Sondheim (music and lyrics) and James Lapine (book), however, were redeemed when the show went on to win the New York Drama Critics’ Circle Award in 1984 and the Pulitzer Prize for Drama in 1985.
Sunday in the Park with George, like most Sondheim musicals, isn’t “hummable”, as one critic commented; it challenges the singers and audience alike. But like all Sondheim musicals, it’s intelligent, playful and witty.
Under the direction of Ryan Mooney, this United Players production more than meets the challenges. Running away with our hearts is Martha Ansfield-Scrase as Dot, the fictional mistress of late-19th century post-Impressionist artist Georges Seurat whose most famous painting is A Sunday Afternoon on the Island of La Grande Jatte. Now in the Art Institute of Chicago, it’s a monumental pointillist work measuring 207.6 cm x 308 cm that took Seurat two years to complete and was the inspiration for Sondheim and Lapine.

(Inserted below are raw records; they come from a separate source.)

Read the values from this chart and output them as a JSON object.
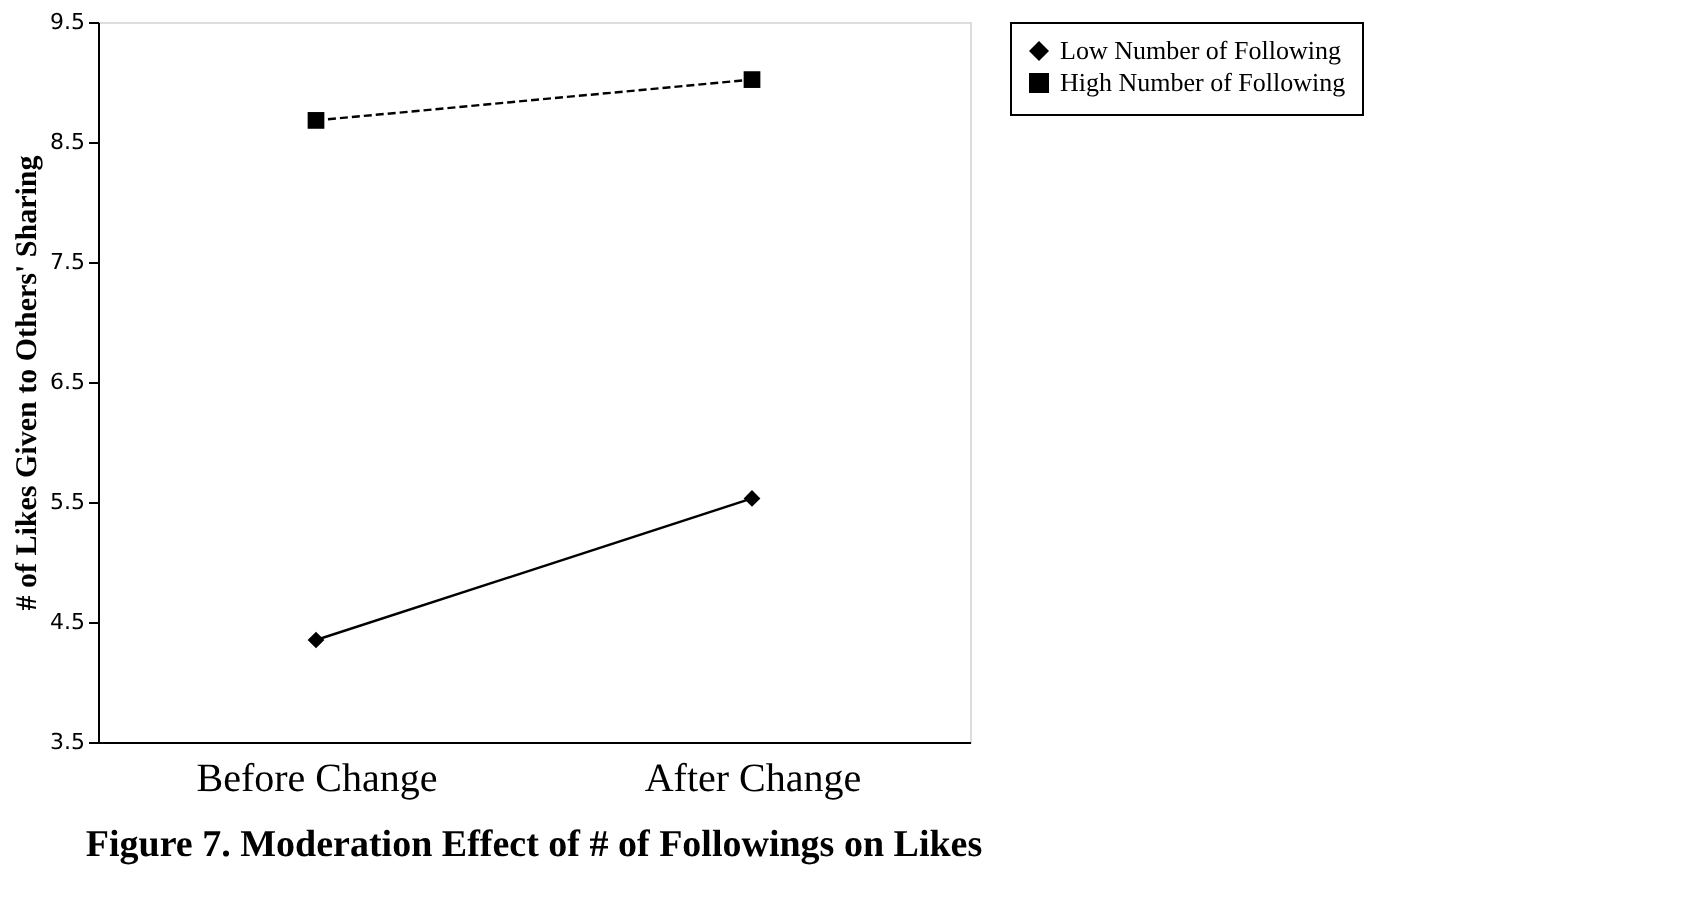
{
  "chart_data": {
    "type": "line",
    "title": "Figure 7. Moderation Effect of # of Followings on Likes",
    "ylabel": "# of Likes Given to Others' Sharing",
    "categories": [
      "Before Change",
      "After Change"
    ],
    "series": [
      {
        "name": "Low Number of Following",
        "color": "#000000",
        "values": [
          4.35,
          5.53
        ],
        "marker": "diamond",
        "line_style": "solid"
      },
      {
        "name": "High Number of Following",
        "color": "#000000",
        "values": [
          8.68,
          9.02
        ],
        "marker": "square",
        "line_style": "dashed"
      }
    ],
    "ylim": [
      3.5,
      9.5
    ],
    "yticks": [
      3.5,
      4.5,
      5.5,
      6.5,
      7.5,
      8.5,
      9.5
    ],
    "grid": false,
    "legend": "right"
  }
}
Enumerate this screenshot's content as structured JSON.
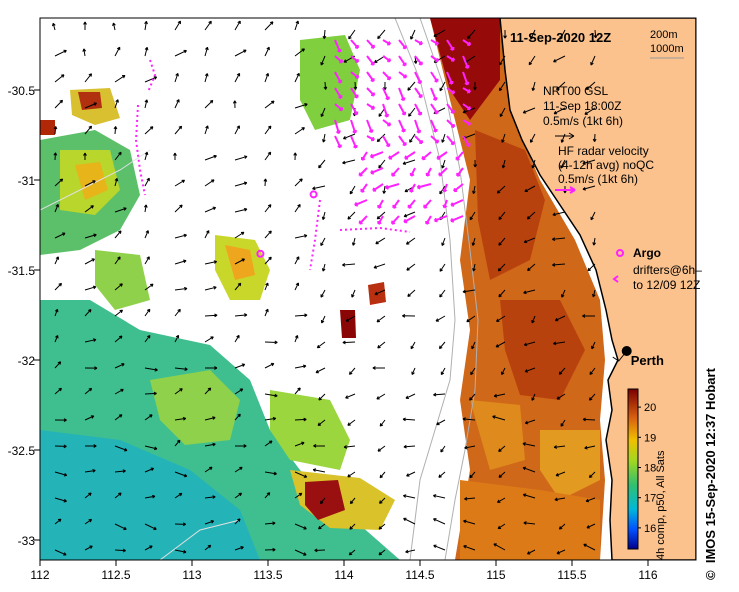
{
  "map": {
    "date_label": "11-Sep-2020 12Z",
    "depth_contours": [
      "200m",
      "1000m"
    ],
    "x_ticks": [
      "112",
      "112.5",
      "113",
      "113.5",
      "114",
      "114.5",
      "115",
      "115.5",
      "116"
    ],
    "y_ticks": [
      "-30.5",
      "-31",
      "-31.5",
      "-32",
      "-32.5",
      "-33"
    ],
    "lon_range": [
      112,
      116.3
    ],
    "lat_range": [
      -33.1,
      -30.1
    ]
  },
  "legend": {
    "model_line1": "NRT00 GSL",
    "model_line2": "11-Sep 18:00Z",
    "model_scale": "0.5m/s (1kt 6h)",
    "radar_line1": "HF radar velocity",
    "radar_line2": "(4-12h avg) noQC",
    "radar_scale": "0.5m/s (1kt 6h)",
    "argo_label": "Argo",
    "drifter_line1": "drifters@6h–",
    "drifter_line2": "to 12/09 12Z",
    "radar_color": "#ff22ff",
    "argo_color": "#ff22ff"
  },
  "city": {
    "name": "Perth",
    "lon": 115.86,
    "lat": -31.95
  },
  "argo_floats": [
    {
      "lon": 113.8,
      "lat": -31.08
    },
    {
      "lon": 113.45,
      "lat": -31.41
    }
  ],
  "colorbar": {
    "ticks": [
      "20",
      "19",
      "18",
      "17",
      "16"
    ],
    "range": [
      15.3,
      20.6
    ],
    "label": "4h comp, p50, All Sats"
  },
  "credit": "IMOS 15-Sep-2020 12:37 Hobart",
  "copyright_symbol": "©"
}
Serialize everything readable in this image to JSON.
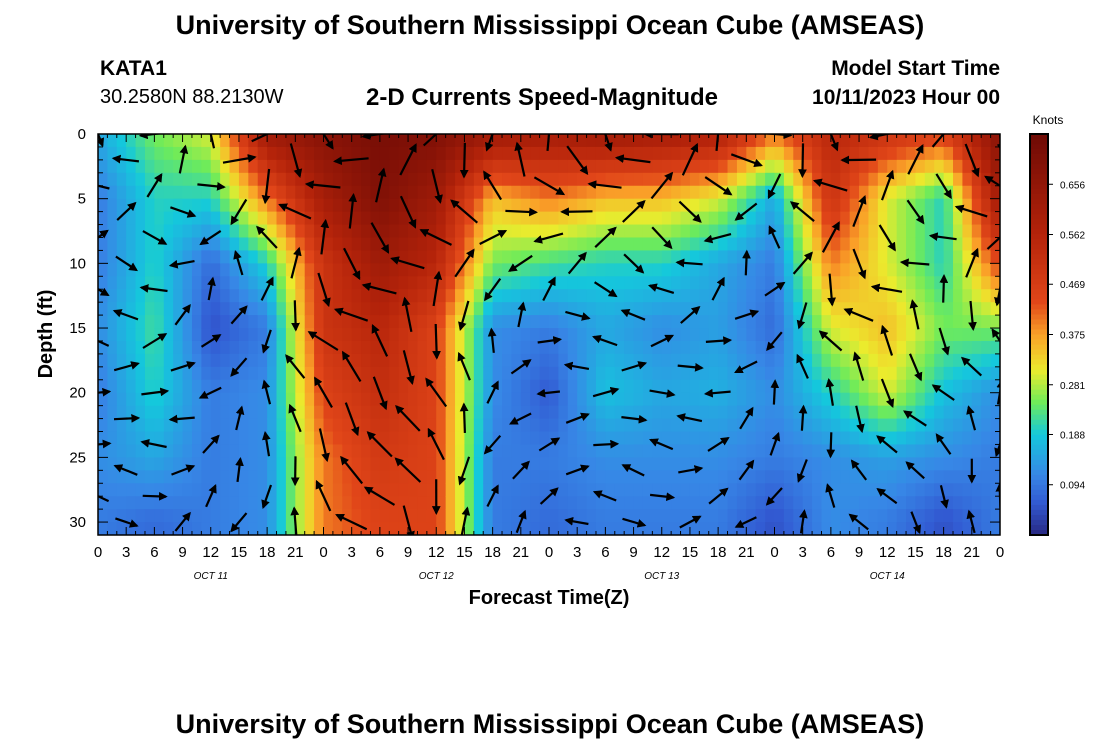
{
  "header": {
    "title": "University of Southern Mississippi Ocean Cube (AMSEAS)",
    "station_id": "KATA1",
    "coordinates": "30.2580N  88.2130W",
    "subtitle": "2-D Currents Speed-Magnitude",
    "model_start_label": "Model Start Time",
    "model_start_value": "10/11/2023 Hour 00"
  },
  "footer": {
    "title": "University of Southern Mississippi Ocean Cube (AMSEAS)"
  },
  "chart_data": {
    "type": "heatmap",
    "title": "2-D Currents Speed-Magnitude",
    "xlabel": "Forecast Time(Z)",
    "ylabel": "Depth (ft)",
    "x_ticks": [
      "0",
      "3",
      "6",
      "9",
      "12",
      "15",
      "18",
      "21",
      "0",
      "3",
      "6",
      "9",
      "12",
      "15",
      "18",
      "21",
      "0",
      "3",
      "6",
      "9",
      "12",
      "15",
      "18",
      "21",
      "0",
      "3",
      "6",
      "9",
      "12",
      "15",
      "18",
      "21",
      "0"
    ],
    "x_range_hours": [
      0,
      96
    ],
    "date_labels": [
      {
        "label": "OCT 11",
        "hour": 12
      },
      {
        "label": "OCT 12",
        "hour": 36
      },
      {
        "label": "OCT 13",
        "hour": 60
      },
      {
        "label": "OCT 14",
        "hour": 84
      }
    ],
    "y_ticks": [
      0,
      5,
      10,
      15,
      20,
      25,
      30
    ],
    "ylim": [
      0,
      31
    ],
    "y_inverted": true,
    "colorbar": {
      "unit_label": "Knots",
      "tick_labels": [
        "0.656",
        "0.562",
        "0.469",
        "0.375",
        "0.281",
        "0.188",
        "0.094"
      ],
      "tick_values": [
        0.656,
        0.562,
        0.469,
        0.375,
        0.281,
        0.188,
        0.094
      ],
      "range": [
        0.0,
        0.75
      ]
    },
    "field": {
      "description": "Approximate current speed (knots) at forecast hours x depths (ft)",
      "hours": [
        0,
        6,
        12,
        18,
        24,
        30,
        36,
        42,
        48,
        54,
        60,
        66,
        72,
        78,
        84,
        90,
        96
      ],
      "depths": [
        0,
        5,
        10,
        15,
        20,
        25,
        30
      ],
      "speed_knots": [
        [
          0.15,
          0.25,
          0.3,
          0.62,
          0.68,
          0.72,
          0.7,
          0.62,
          0.6,
          0.62,
          0.6,
          0.58,
          0.4,
          0.55,
          0.5,
          0.45,
          0.68
        ],
        [
          0.1,
          0.2,
          0.2,
          0.4,
          0.6,
          0.7,
          0.62,
          0.35,
          0.4,
          0.35,
          0.35,
          0.3,
          0.15,
          0.5,
          0.3,
          0.2,
          0.62
        ],
        [
          0.1,
          0.2,
          0.08,
          0.2,
          0.5,
          0.62,
          0.55,
          0.25,
          0.22,
          0.2,
          0.2,
          0.15,
          0.1,
          0.4,
          0.3,
          0.2,
          0.45
        ],
        [
          0.12,
          0.22,
          0.05,
          0.1,
          0.5,
          0.55,
          0.45,
          0.12,
          0.1,
          0.15,
          0.12,
          0.14,
          0.08,
          0.3,
          0.35,
          0.25,
          0.25
        ],
        [
          0.1,
          0.2,
          0.1,
          0.12,
          0.45,
          0.52,
          0.45,
          0.12,
          0.06,
          0.18,
          0.15,
          0.16,
          0.12,
          0.2,
          0.3,
          0.18,
          0.12
        ],
        [
          0.12,
          0.15,
          0.1,
          0.12,
          0.4,
          0.48,
          0.45,
          0.1,
          0.1,
          0.12,
          0.12,
          0.12,
          0.1,
          0.12,
          0.14,
          0.12,
          0.1
        ],
        [
          0.1,
          0.08,
          0.1,
          0.12,
          0.4,
          0.45,
          0.45,
          0.1,
          0.08,
          0.1,
          0.1,
          0.1,
          0.05,
          0.12,
          0.1,
          0.05,
          0.1
        ]
      ]
    }
  }
}
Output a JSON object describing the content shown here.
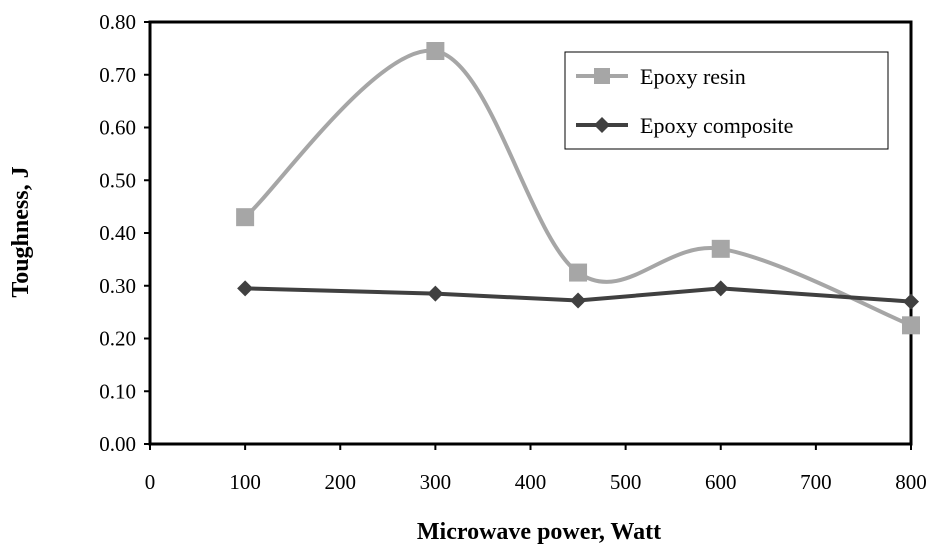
{
  "chart_data": {
    "type": "line",
    "title": "",
    "xlabel": "Microwave power, Watt",
    "ylabel": "Toughness, J",
    "xlim": [
      0,
      800
    ],
    "ylim": [
      0,
      0.8
    ],
    "x_ticks": [
      "0",
      "100",
      "200",
      "300",
      "400",
      "500",
      "600",
      "700",
      "800"
    ],
    "y_ticks": [
      "0.00",
      "0.10",
      "0.20",
      "0.30",
      "0.40",
      "0.50",
      "0.60",
      "0.70",
      "0.80"
    ],
    "grid": false,
    "legend_position": "top-right",
    "series": [
      {
        "name": "Epoxy resin",
        "color": "#a6a6a6",
        "marker": "square",
        "smooth": true,
        "x": [
          100,
          300,
          450,
          600,
          800
        ],
        "y": [
          0.43,
          0.745,
          0.325,
          0.37,
          0.225
        ]
      },
      {
        "name": "Epoxy composite",
        "color": "#404040",
        "marker": "diamond",
        "smooth": false,
        "x": [
          100,
          300,
          450,
          600,
          800
        ],
        "y": [
          0.295,
          0.285,
          0.272,
          0.295,
          0.27
        ]
      }
    ]
  }
}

We meet Ansfield-Scrase first as Dot poses for the artist/lover while singing her complaint (“Sunday in the Park with George”). Sunday after Sunday she spends standing bored and immobile while Seurat obsessively paints. Ansfield-Scrase has a beautiful voice and such clear enunciation that not a word of Sondheim’s lyrics is missed. She’s young, lively and pretty in Act I; director Mooney could have pulled back on her Act II portrayal of Marie, the now 90-year-old daughter of Dot and Seurat. Marie is old; she’s not batty.
In this production, Brandyn Eddy portrays Seurat in Act I and Seurat’s imagined grandson George, also an artist, in Act II. A charismatic performer, Eddy has a fine, confident voice; he sings the frenzied “Finishing the Hat” while up a ladder feverishly dabbing thousands of little points of paint on what we know will be A Sunday Afternoon on the Island of La Grande Jatte. In Act II, Eddy and Ansfield-Scrase sing “Move On”, a song that captures what artists (including Sondheim) must do to continue evolving. Mooney capably directs a terrific cast of fifteen while Clare Wyatt directs four (unseen) musicians.
Sunday in the Park with George fictionalizes Seurat’s history: he had a mistress named Madeleine Knobloch (not Dot); he had two sons both of whom died in childhood; no daughter named Marie; and no grandson named George.
What has not been fictionalized, however, are the values Seurat said art should strive for. Order. Design. Tension. Composition. Balance. Light. Harmony. These are the values we see in all of Sondheim’s work, too.
Set design by Sandy Margaret begins as a beautiful exercise of white-on-white: white floor, white background, white props and all performers dressed in white-on-white period costumes (by CS Fergusson-Vaux). Later, colour – eventually black – is introduced. The staging is lovely to look at and perfectly matched with the subject.
One critic called Sunday in the Park with George “lopsided” with Act I and II at such stylistic odds. But Sondheim cleverly moves us from fictionalized biography to the contemplation of the business of art – including theatre: the marketing, displaying, buying and selling thereof. One thing is certain: you will look at A Sunday Afternoon on the Island of La Grande Jatte with new, more curious eyes. This production is a feast for the eyes and ears, food for thought and classic Sondheim.